Any business that opens up is going to find hiccups in the early going. But the Raleigh Beer Garden — a sprawling, multi-story, 366-tap-wielding behemoth of a bar on Glenwood South — should take a minute and drink some water from the opposite side of the glass.

There’s major potential here for a great place to drink beer. Downstairs is all North Carolina taps and, really, there’s almost too much to handle. Navigating the rotating menus — there are a pair above the bar — is somewhere between an airport arrival board and a Vegas sports book on the epilepsy scale.

But, hey, more beer is good beer. So just pick out what you want, stroll up to the bar and tell the bartender you’d like that beer. Come on fellas, it’s all so simple. (Everyone knows it’s ball bearings these days.)

Except it’s not. I went with a friend Thursday, we ordered four beers total and had to go through three misses before we landed on actually available beers. You can’t have a fancy rotating tap board with a list of beers if you don’t have those beers available. 

If the Deep River Mango Tango IPA is going to be on the tap list it needs to be available. If it’s kicked, take it off.

There are roughly 366* waitstaff members in the building. Put someone in charge of knowing what beer is available.

*probably not quite that many

Or, you know, make sure they’re servicing tables. I sat at a downstairs bar table for 10 minutes without a single inquiry into my well being. After asking a waitress for a beer, I was told it was a shift change so I’d be better off going to the bar.

That’s flat-out unacceptable for a service industry business, even more so for a new restaurant.

While I’m complaining! Parking: it’s a freaking nightmare. That’s not on RBG, that’s just a standard Glenwood South issue. But it’s a factor.

Onto the good.

The atmosphere is cool. Really cool even. It feels like a huge camping lodge, with floors of refined wood. Sharp colors and a smooth flow make it an enjoyable place to visit. The architecture and design of the place are different, new and very appropriate for the setting the Beer Garden’s trying to convey. Demand a two-word description and I’d throw out “cozily modern.”

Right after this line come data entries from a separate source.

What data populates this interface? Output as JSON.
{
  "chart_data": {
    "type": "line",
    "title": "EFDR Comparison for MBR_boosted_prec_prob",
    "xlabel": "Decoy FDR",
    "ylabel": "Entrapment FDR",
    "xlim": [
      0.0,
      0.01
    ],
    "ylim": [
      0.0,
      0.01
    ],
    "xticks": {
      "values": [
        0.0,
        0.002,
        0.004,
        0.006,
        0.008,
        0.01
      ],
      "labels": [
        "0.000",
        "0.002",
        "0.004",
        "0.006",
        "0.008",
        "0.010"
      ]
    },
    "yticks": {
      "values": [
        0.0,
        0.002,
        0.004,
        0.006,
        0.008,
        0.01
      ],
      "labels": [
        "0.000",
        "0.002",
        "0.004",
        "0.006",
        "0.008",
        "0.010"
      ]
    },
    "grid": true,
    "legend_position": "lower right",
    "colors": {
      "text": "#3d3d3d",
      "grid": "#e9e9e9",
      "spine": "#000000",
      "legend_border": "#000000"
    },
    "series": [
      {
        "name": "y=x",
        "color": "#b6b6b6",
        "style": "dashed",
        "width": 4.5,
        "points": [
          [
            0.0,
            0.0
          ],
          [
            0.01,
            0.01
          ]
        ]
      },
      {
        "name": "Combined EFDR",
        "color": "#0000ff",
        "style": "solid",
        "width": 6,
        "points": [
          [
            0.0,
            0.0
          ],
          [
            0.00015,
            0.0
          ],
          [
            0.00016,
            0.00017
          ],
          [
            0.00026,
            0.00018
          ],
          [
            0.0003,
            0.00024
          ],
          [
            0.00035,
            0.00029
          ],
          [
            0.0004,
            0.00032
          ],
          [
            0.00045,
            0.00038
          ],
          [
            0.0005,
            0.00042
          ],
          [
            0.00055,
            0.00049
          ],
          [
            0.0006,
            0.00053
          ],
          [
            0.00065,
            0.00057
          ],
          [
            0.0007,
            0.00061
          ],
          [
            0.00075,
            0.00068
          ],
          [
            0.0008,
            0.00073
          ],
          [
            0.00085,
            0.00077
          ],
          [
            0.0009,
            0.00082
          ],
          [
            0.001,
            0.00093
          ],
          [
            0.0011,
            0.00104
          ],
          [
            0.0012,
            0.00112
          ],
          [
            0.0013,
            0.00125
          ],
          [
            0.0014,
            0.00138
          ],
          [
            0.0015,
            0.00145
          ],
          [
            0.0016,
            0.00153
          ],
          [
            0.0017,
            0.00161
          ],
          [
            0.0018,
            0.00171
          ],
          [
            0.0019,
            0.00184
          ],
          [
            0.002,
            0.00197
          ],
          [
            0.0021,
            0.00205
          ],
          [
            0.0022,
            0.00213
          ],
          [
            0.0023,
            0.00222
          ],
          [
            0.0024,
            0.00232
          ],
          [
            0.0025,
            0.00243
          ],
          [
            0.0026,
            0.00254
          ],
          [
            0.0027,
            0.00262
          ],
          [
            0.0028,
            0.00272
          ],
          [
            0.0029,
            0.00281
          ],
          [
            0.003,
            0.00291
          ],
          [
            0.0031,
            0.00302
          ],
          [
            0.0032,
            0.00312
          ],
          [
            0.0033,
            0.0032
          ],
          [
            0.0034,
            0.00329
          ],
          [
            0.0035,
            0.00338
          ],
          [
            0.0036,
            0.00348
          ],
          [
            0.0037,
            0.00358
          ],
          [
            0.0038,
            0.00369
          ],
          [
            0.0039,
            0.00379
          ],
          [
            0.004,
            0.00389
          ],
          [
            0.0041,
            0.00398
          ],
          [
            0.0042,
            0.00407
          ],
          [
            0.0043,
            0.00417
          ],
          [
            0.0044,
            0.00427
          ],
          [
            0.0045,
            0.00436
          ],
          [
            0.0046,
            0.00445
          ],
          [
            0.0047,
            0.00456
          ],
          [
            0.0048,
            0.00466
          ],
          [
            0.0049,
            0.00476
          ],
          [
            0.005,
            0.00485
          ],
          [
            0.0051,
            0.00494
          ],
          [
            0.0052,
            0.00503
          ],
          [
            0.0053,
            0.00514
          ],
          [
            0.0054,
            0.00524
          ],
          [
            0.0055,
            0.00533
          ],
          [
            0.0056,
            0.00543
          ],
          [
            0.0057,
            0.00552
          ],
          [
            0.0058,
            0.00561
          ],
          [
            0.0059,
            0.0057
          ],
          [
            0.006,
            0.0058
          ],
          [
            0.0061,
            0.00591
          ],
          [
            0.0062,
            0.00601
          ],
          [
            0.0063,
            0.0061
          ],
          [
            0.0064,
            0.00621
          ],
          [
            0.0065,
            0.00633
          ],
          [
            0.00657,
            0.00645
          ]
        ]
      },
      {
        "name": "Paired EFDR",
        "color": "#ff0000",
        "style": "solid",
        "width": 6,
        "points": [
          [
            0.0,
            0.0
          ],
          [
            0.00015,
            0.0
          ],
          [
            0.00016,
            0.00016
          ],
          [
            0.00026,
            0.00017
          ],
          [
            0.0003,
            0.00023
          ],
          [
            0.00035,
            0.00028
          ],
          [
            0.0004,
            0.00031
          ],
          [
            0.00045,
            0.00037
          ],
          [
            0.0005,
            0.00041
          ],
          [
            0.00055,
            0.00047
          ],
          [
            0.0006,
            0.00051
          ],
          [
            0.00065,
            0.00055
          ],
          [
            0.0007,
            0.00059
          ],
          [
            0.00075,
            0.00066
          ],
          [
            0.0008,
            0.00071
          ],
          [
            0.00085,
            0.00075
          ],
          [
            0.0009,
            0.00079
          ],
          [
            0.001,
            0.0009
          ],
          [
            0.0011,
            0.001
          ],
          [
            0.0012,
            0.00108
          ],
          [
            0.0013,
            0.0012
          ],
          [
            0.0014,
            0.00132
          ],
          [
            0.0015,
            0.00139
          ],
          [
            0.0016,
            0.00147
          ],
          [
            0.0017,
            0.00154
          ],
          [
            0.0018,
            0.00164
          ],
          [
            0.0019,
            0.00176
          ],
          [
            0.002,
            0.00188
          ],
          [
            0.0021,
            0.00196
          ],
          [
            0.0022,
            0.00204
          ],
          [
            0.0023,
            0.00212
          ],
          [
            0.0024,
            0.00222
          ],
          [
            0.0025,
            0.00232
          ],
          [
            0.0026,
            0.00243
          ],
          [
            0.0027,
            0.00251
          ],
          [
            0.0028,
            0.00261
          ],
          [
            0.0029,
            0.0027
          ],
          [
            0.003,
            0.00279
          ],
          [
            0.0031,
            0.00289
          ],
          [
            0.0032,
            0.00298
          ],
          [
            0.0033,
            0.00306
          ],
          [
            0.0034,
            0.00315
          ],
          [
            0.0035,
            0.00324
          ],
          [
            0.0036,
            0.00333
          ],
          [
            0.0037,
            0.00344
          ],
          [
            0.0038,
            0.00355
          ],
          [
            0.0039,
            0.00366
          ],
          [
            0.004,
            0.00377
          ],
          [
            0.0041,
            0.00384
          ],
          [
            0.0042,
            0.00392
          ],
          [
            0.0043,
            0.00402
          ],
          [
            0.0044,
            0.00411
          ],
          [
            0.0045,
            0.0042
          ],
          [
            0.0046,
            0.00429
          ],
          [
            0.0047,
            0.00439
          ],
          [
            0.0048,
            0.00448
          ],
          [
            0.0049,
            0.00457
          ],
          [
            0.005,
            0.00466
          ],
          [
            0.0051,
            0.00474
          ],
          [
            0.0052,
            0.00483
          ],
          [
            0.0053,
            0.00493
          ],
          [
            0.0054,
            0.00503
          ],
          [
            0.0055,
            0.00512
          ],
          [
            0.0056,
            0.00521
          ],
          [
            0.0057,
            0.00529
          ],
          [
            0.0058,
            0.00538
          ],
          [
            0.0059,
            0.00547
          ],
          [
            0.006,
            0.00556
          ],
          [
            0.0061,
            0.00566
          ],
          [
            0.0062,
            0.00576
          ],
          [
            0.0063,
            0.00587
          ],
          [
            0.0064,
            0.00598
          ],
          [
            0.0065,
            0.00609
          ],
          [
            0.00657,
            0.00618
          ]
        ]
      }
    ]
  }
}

There’s tons of beer too! I still got some Deep River (Rye IPA) and a Crank Arm Zip Away (a lemongrass saison offering not even on the brewery’s list of beer). Making beers you can’t normally find readily available is a big plus to me.

The menu is very accessible online and perhaps even easier to navigate than the actual menus above the bar. You could almost say the same thing for the tap handles.

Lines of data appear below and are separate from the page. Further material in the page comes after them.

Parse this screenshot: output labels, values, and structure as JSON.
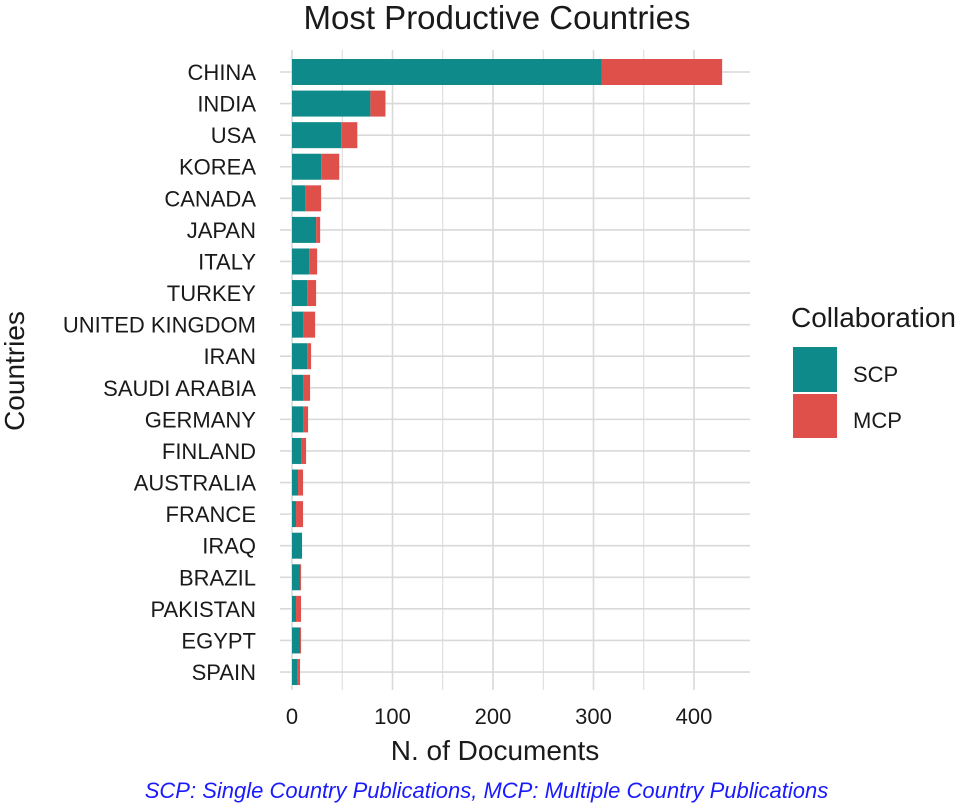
{
  "colors": {
    "background": "#ffffff",
    "grid": "#d9d9d9",
    "text": "#1a1a1a",
    "caption": "#1a1aff"
  },
  "chart_data": {
    "type": "bar",
    "orientation": "horizontal",
    "stacked": true,
    "title": "Most Productive Countries",
    "xlabel": "N. of Documents",
    "ylabel": "Countries",
    "xlim": [
      0,
      440
    ],
    "xticks": [
      0,
      100,
      200,
      300,
      400
    ],
    "grid": true,
    "legend": {
      "title": "Collaboration",
      "position": "right"
    },
    "categories": [
      "CHINA",
      "INDIA",
      "USA",
      "KOREA",
      "CANADA",
      "JAPAN",
      "ITALY",
      "TURKEY",
      "UNITED KINGDOM",
      "IRAN",
      "SAUDI ARABIA",
      "GERMANY",
      "FINLAND",
      "AUSTRALIA",
      "FRANCE",
      "IRAQ",
      "BRAZIL",
      "PAKISTAN",
      "EGYPT",
      "SPAIN"
    ],
    "series": [
      {
        "name": "SCP",
        "color": "#0f8a8a",
        "values": [
          308,
          78,
          49,
          29,
          13,
          24,
          17,
          15,
          11,
          15,
          11,
          11,
          9,
          6,
          4,
          10,
          8,
          4,
          8,
          5
        ]
      },
      {
        "name": "MCP",
        "color": "#e0504b",
        "values": [
          120,
          15,
          16,
          18,
          16,
          4,
          8,
          9,
          12,
          4,
          7,
          5,
          5,
          5,
          7,
          0,
          1,
          5,
          1,
          3
        ]
      }
    ]
  },
  "caption": "SCP: Single Country Publications, MCP: Multiple Country Publications"
}
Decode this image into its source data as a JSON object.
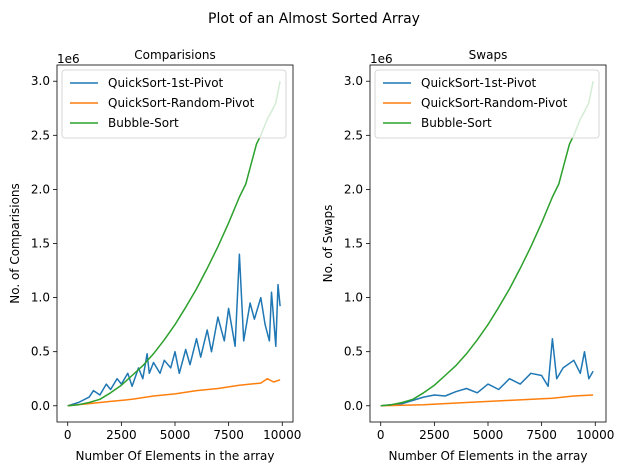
{
  "figure": {
    "suptitle": "Plot of an Almost Sorted Array"
  },
  "colors": {
    "quicksort_first": "#1f77b4",
    "quicksort_random": "#ff7f0e",
    "bubble": "#2ca02c"
  },
  "chart_data": [
    {
      "type": "line",
      "title": "Comparisions",
      "xlabel": "Number Of Elements in the array",
      "ylabel": "No. of Comparisions",
      "offset_label": "1e6",
      "xlim": [
        -500,
        10500
      ],
      "ylim": [
        -0.15,
        3.15
      ],
      "xticks": [
        0,
        2500,
        5000,
        7500,
        10000
      ],
      "xtick_labels": [
        "0",
        "2500",
        "5000",
        "7500",
        "10000"
      ],
      "yticks": [
        0,
        0.5,
        1,
        1.5,
        2,
        2.5,
        3
      ],
      "ytick_labels": [
        "0.0",
        "0.5",
        "1.0",
        "1.5",
        "2.0",
        "2.5",
        "3.0"
      ],
      "grid": false,
      "legend": "top-left",
      "series": [
        {
          "name": "QuickSort-1st-Pivot",
          "color": "#1f77b4",
          "x": [
            0,
            500,
            1000,
            1200,
            1500,
            1800,
            2000,
            2300,
            2500,
            2800,
            3000,
            3300,
            3500,
            3700,
            3800,
            4000,
            4300,
            4500,
            4800,
            5000,
            5200,
            5500,
            5700,
            6000,
            6200,
            6500,
            6700,
            7000,
            7300,
            7500,
            7800,
            8000,
            8200,
            8500,
            8700,
            9000,
            9200,
            9400,
            9500,
            9700,
            9800,
            9900
          ],
          "y": [
            0.0,
            0.03,
            0.08,
            0.14,
            0.1,
            0.2,
            0.15,
            0.25,
            0.2,
            0.3,
            0.18,
            0.35,
            0.25,
            0.48,
            0.3,
            0.4,
            0.3,
            0.42,
            0.35,
            0.5,
            0.3,
            0.52,
            0.38,
            0.62,
            0.45,
            0.7,
            0.5,
            0.82,
            0.6,
            0.9,
            0.55,
            1.4,
            0.6,
            0.95,
            0.8,
            1.0,
            0.75,
            0.6,
            1.05,
            0.55,
            1.12,
            0.92
          ]
        },
        {
          "name": "QuickSort-Random-Pivot",
          "color": "#ff7f0e",
          "x": [
            0,
            1000,
            2000,
            3000,
            4000,
            5000,
            6000,
            7000,
            8000,
            9000,
            9300,
            9600,
            9900
          ],
          "y": [
            0.0,
            0.02,
            0.04,
            0.06,
            0.09,
            0.11,
            0.14,
            0.16,
            0.19,
            0.21,
            0.25,
            0.22,
            0.24
          ]
        },
        {
          "name": "Bubble-Sort",
          "color": "#2ca02c",
          "x": [
            0,
            500,
            1000,
            1500,
            2000,
            2500,
            3000,
            3500,
            4000,
            4500,
            5000,
            5500,
            6000,
            6500,
            7000,
            7500,
            8000,
            8300,
            8500,
            8800,
            9000,
            9300,
            9500,
            9700,
            9900
          ],
          "y": [
            0.0,
            0.01,
            0.03,
            0.06,
            0.12,
            0.19,
            0.28,
            0.37,
            0.48,
            0.61,
            0.75,
            0.91,
            1.08,
            1.27,
            1.47,
            1.69,
            1.93,
            2.05,
            2.2,
            2.42,
            2.5,
            2.65,
            2.72,
            2.8,
            3.0
          ]
        }
      ]
    },
    {
      "type": "line",
      "title": "Swaps",
      "xlabel": "Number Of Elements in the array",
      "ylabel": "No. of Swaps",
      "offset_label": "1e6",
      "xlim": [
        -500,
        10500
      ],
      "ylim": [
        -0.15,
        3.15
      ],
      "xticks": [
        0,
        2500,
        5000,
        7500,
        10000
      ],
      "xtick_labels": [
        "0",
        "2500",
        "5000",
        "7500",
        "10000"
      ],
      "yticks": [
        0,
        0.5,
        1,
        1.5,
        2,
        2.5,
        3
      ],
      "ytick_labels": [
        "0.0",
        "0.5",
        "1.0",
        "1.5",
        "2.0",
        "2.5",
        "3.0"
      ],
      "grid": false,
      "legend": "top-left",
      "series": [
        {
          "name": "QuickSort-1st-Pivot",
          "color": "#1f77b4",
          "x": [
            0,
            1000,
            1500,
            2000,
            2500,
            3000,
            3500,
            4000,
            4500,
            5000,
            5500,
            6000,
            6500,
            7000,
            7500,
            7800,
            8000,
            8200,
            8500,
            9000,
            9300,
            9500,
            9700,
            9900
          ],
          "y": [
            0.0,
            0.02,
            0.05,
            0.08,
            0.1,
            0.09,
            0.13,
            0.16,
            0.12,
            0.2,
            0.15,
            0.25,
            0.2,
            0.3,
            0.28,
            0.18,
            0.62,
            0.25,
            0.35,
            0.42,
            0.3,
            0.5,
            0.25,
            0.32
          ]
        },
        {
          "name": "QuickSort-Random-Pivot",
          "color": "#ff7f0e",
          "x": [
            0,
            2000,
            4000,
            6000,
            8000,
            9000,
            9900
          ],
          "y": [
            0.0,
            0.01,
            0.03,
            0.05,
            0.07,
            0.09,
            0.1
          ]
        },
        {
          "name": "Bubble-Sort",
          "color": "#2ca02c",
          "x": [
            0,
            500,
            1000,
            1500,
            2000,
            2500,
            3000,
            3500,
            4000,
            4500,
            5000,
            5500,
            6000,
            6500,
            7000,
            7500,
            8000,
            8300,
            8500,
            8800,
            9000,
            9300,
            9500,
            9700,
            9900
          ],
          "y": [
            0.0,
            0.01,
            0.03,
            0.06,
            0.12,
            0.19,
            0.28,
            0.37,
            0.48,
            0.61,
            0.75,
            0.91,
            1.08,
            1.27,
            1.47,
            1.69,
            1.93,
            2.05,
            2.2,
            2.42,
            2.5,
            2.65,
            2.72,
            2.8,
            3.0
          ]
        }
      ]
    }
  ]
}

Pricing — a reasonably serious concern going in — didn’t feel too out of whack. All the beer I drank was local and came in pint glasses, which might be the way to go. (Love me some Sculpin, but not at $9 a pop.)

The upstairs bar is full of worldly, non-North Carolina beers. Separating the two is a cool concept for sure. A major issue with that? You can’t sit downstairs and order a beer from upstairs or vice versa. And even worse, your tab doesn’t translate upstairs to downstairs. (They at least don’t hold onto your card.)

Assuming the primary attraction of a beer garden is, yanno, the actual beer garden, RBG hit a home run with its setup. The only complaint is no waitstaff available outside, but there are so many tables it’s fine. That place is going to get PACKED on the weekends. It’s a nice area that will get plenty of sun, but you legit feel like you’re hanging out in a garden. There’s a very cool feeling about, both in ambiance and atmosphere.

There’s clearly promise here. Judging a book two pages in is harsh. If the Beer Garden fixes all the basic service/restaurant issues and iron out the kinks there’s major potential here.

Having a world record for most beer taps available is fantastic. But quantity should always be secondary to quality.